Né le 3 décembre 1851 à Paris ; corroyeur ; communard, déporté en Nouvelle-Calédonie.

Il était célibataire. Il avait été condamné, le 24 novembre 1868, à trois mois de prison pour vol ; le 18 mai 1870, à un mois de prison pour vagabondage, et, le 2 juillet 1870, à quinze jours de prison pour vagabondage. Les renseignements fournis par le commissaire de police du quartier de Notre-Dame-des-Champs, VIe arr., mentionnaient qu’il avait une conduite déplorable : son père l’avait fait enfermer plusieurs fois « et l’avait même expédié en Amérique ».

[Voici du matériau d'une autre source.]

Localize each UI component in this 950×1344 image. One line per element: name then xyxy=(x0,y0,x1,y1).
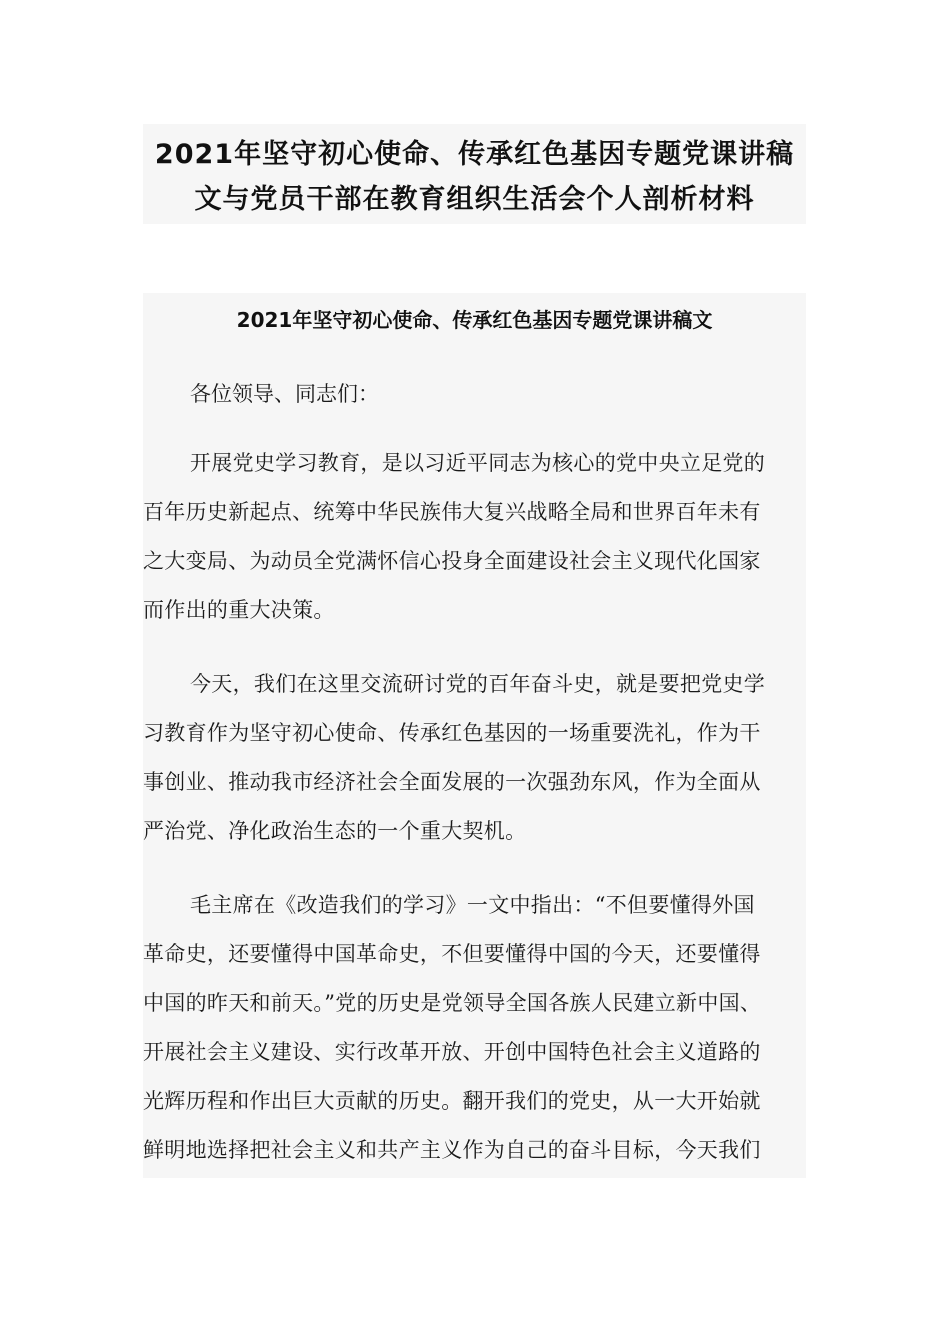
document-title xyxy=(143,124,806,222)
paragraph-line: 革命史，还要懂得中国革命史，不但要懂得中国的今天，还要懂得 xyxy=(143,942,761,966)
paragraph-line: 严治党、净化政治生态的一个重大契机。 xyxy=(143,819,527,843)
paragraph-line: 开展社会主义建设、实行改革开放、开创中国特色社会主义道路的 xyxy=(143,1040,761,1064)
paragraph-line: 之大变局、为动员全党满怀信心投身全面建设社会主义现代化国家 xyxy=(143,549,761,573)
paragraph-2 xyxy=(143,660,806,856)
paragraph-line: 习教育作为坚守初心使命、传承红色基因的一场重要洗礼，作为干 xyxy=(143,721,761,745)
salutation: 各位领导、同志们： xyxy=(190,382,379,406)
paragraph-1 xyxy=(143,439,806,635)
paragraph-3 xyxy=(143,881,806,1175)
paragraph-line: 中国的昨天和前天。”党的历史是党领导全国各族人民建立新中国、 xyxy=(143,991,762,1015)
paragraph-line: 鲜明地选择把社会主义和共产主义作为自己的奋斗目标，今天我们 xyxy=(143,1138,761,1162)
paragraph-line: 光辉历程和作出巨大贡献的历史。翻开我们的党史，从一大开始就 xyxy=(143,1089,761,1113)
paragraph-line: 今天，我们在这里交流研讨党的百年奋斗史，就是要把党史学 xyxy=(190,672,766,696)
document-title-line-1: 2021年坚守初心使命、传承红色基因专题党课讲稿 xyxy=(154,139,795,170)
title-block xyxy=(143,124,806,224)
paragraph-line: 开展党史学习教育，是以习近平同志为核心的党中央立足党的 xyxy=(190,451,766,475)
paragraph-line: 毛主席在《改造我们的学习》一文中指出：“不但要懂得外国 xyxy=(190,893,755,917)
content-block xyxy=(143,293,806,1178)
paragraph-line: 百年历史新起点、统筹中华民族伟大复兴战略全局和世界百年未有 xyxy=(143,500,761,524)
paragraph-line: 事创业、推动我市经济社会全面发展的一次强劲东风，作为全面从 xyxy=(143,770,761,794)
paragraph-line: 而作出的重大决策。 xyxy=(143,598,335,622)
section-title: 2021年坚守初心使命、传承红色基因专题党课讲稿文 xyxy=(236,308,713,332)
document-title-line-2: 文与党员干部在教育组织生活会个人剖析材料 xyxy=(194,184,755,215)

Engagé volontaire, en août 1870, dans le 2e régiment de zouaves, il fit la campagne de la Loire jusqu’en janvier 1871. À cette époque, il était resté en arrière de son corps et s’était joint successivement aux francs-tireurs Bourbonel puis à ceux du Rhône. Licencié le 5 mars 1871, il eut une feuille de route pour Paris, affirma-t-il.
Au début d’avril, il se fit incorporer à la 2e compagnie de marche du 193e bataillon de la Garde nationale et il participa à la construction de barricades. Fait prisonnier le 28 mai à la barricade du boulevard de Puebla, il fut condamné, le 16 février 1872, par le 7e conseil de guerre, à la déportation dans une enceinte fortifiée ; il arriva à Nouméa le 9 février 1873. D’après les notes de déportation, c’était un « vaurien de la pire espèce » ; il fit partie de la Tierce, société secrète constituée par certains déportés, semble-t-il ; amnistié, il rentra par le Navarin.

Pour citer cet article :
https://maitron.fr/spip.php?article64878, notice LUCCHESI Armand, Joseph, version mise en ligne le 26 juillet 2009, dernière modification le 3 janvier 2020.

SOURCES : Arch. Nat., BB 24/755. — Arch. PPo., listes d’amnistiés. — Note de Louis Bretonnière.